Efficient synthesis of poly(2-hydroxypropyl methacrylate)-silica colloidal nanocomposite particles via aqueous dispersion polymerization

Abstract

Colloidally stable poly(2-hydroxypropyl methacrylate)-silica nanocomposite particles can be efficiently prepared by aqueous dispersion polymerization at 60 °C using a binary mixture of an ultrafine aqueous silica sol and poly(N-vinylpyrrolidone) [PVP] as the stabilizer system. Optimization of the initial silica sol concentration allows relatively high silica incorporation efficiencies (close to 100%) to be achieved. The key to the formation of colloidally stable nanocomposite particles is the judicious choice of a suitable anionic initiator, PVP and a commercial 20 nm aqueous silica sol. In contrast, other formulations typically lead to either coagulation or flocculation.
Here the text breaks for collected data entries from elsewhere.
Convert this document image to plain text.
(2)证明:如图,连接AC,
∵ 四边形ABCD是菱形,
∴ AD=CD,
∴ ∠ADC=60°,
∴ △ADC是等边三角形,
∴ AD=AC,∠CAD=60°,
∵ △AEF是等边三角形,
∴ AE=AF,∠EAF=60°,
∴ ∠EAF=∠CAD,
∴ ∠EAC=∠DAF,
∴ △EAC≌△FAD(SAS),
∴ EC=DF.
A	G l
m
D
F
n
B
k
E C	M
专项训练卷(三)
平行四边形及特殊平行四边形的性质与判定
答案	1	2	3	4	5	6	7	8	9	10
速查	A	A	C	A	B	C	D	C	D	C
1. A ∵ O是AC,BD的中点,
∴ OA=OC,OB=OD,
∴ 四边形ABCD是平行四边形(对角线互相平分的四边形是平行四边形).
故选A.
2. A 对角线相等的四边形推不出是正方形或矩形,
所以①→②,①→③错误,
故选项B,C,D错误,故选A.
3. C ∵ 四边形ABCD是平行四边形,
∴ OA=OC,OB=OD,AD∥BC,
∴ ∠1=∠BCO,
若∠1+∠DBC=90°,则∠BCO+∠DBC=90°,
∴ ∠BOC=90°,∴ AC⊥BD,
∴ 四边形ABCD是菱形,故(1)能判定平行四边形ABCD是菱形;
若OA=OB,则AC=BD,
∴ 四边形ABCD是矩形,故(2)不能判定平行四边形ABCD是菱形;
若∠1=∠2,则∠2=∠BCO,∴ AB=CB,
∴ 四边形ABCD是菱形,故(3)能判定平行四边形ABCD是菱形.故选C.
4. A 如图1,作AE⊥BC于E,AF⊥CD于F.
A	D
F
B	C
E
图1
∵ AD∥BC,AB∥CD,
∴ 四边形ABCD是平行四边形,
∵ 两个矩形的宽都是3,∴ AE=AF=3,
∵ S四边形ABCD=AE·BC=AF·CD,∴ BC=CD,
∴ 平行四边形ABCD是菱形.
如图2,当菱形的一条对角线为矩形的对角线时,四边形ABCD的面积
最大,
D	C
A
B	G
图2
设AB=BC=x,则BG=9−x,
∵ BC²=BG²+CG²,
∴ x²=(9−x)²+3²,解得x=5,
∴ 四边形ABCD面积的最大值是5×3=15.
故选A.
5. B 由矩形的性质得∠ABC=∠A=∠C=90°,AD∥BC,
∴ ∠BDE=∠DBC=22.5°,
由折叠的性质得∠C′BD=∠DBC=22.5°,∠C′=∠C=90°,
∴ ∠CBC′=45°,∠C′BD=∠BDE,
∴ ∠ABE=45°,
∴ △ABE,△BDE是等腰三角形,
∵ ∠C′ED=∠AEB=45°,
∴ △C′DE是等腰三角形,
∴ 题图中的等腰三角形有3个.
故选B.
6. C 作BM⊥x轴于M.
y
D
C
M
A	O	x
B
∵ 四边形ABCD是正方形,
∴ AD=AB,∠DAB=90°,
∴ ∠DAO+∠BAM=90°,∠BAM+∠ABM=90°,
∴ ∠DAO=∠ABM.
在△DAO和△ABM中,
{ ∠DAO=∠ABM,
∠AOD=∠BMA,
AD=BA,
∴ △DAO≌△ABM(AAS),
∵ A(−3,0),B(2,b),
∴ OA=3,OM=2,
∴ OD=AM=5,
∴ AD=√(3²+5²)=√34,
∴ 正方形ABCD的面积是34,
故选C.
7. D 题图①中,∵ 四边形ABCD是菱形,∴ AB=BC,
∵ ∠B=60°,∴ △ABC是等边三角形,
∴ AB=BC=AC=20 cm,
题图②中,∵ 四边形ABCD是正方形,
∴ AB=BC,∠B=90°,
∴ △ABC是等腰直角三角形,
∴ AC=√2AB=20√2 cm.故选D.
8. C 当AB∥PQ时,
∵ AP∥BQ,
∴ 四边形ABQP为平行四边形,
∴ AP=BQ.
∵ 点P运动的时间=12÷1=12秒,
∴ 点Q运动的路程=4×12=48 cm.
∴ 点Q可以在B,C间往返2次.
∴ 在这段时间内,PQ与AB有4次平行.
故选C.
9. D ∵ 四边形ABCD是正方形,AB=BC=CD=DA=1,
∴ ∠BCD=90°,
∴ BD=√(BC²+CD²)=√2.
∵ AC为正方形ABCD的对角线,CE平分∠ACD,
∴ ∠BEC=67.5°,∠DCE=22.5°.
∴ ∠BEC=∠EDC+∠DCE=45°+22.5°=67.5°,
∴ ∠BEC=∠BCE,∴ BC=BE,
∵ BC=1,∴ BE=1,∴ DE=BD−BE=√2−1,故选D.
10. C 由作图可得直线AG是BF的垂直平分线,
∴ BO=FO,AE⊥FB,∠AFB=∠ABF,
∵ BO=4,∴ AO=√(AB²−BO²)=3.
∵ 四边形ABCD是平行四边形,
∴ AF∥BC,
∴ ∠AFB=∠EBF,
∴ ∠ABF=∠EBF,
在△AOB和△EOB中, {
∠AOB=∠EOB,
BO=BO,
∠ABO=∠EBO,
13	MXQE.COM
Such purified poly(2-hydroxypropyl methacrylate)-silica nanocomposite particles can have relatively narrow particle size distributions, with mean diameters typically varying from 480 to 900 nm as judged by dynamic light scattering (DLS), and with mean silica contents ranging from 10 to 22% by mass. The nanocomposite particles have a well-defined ‘core-shell’ morphology with a silica-rich surface, but a significant fraction of silica appears to be located within the interior of the nanocomposite particles.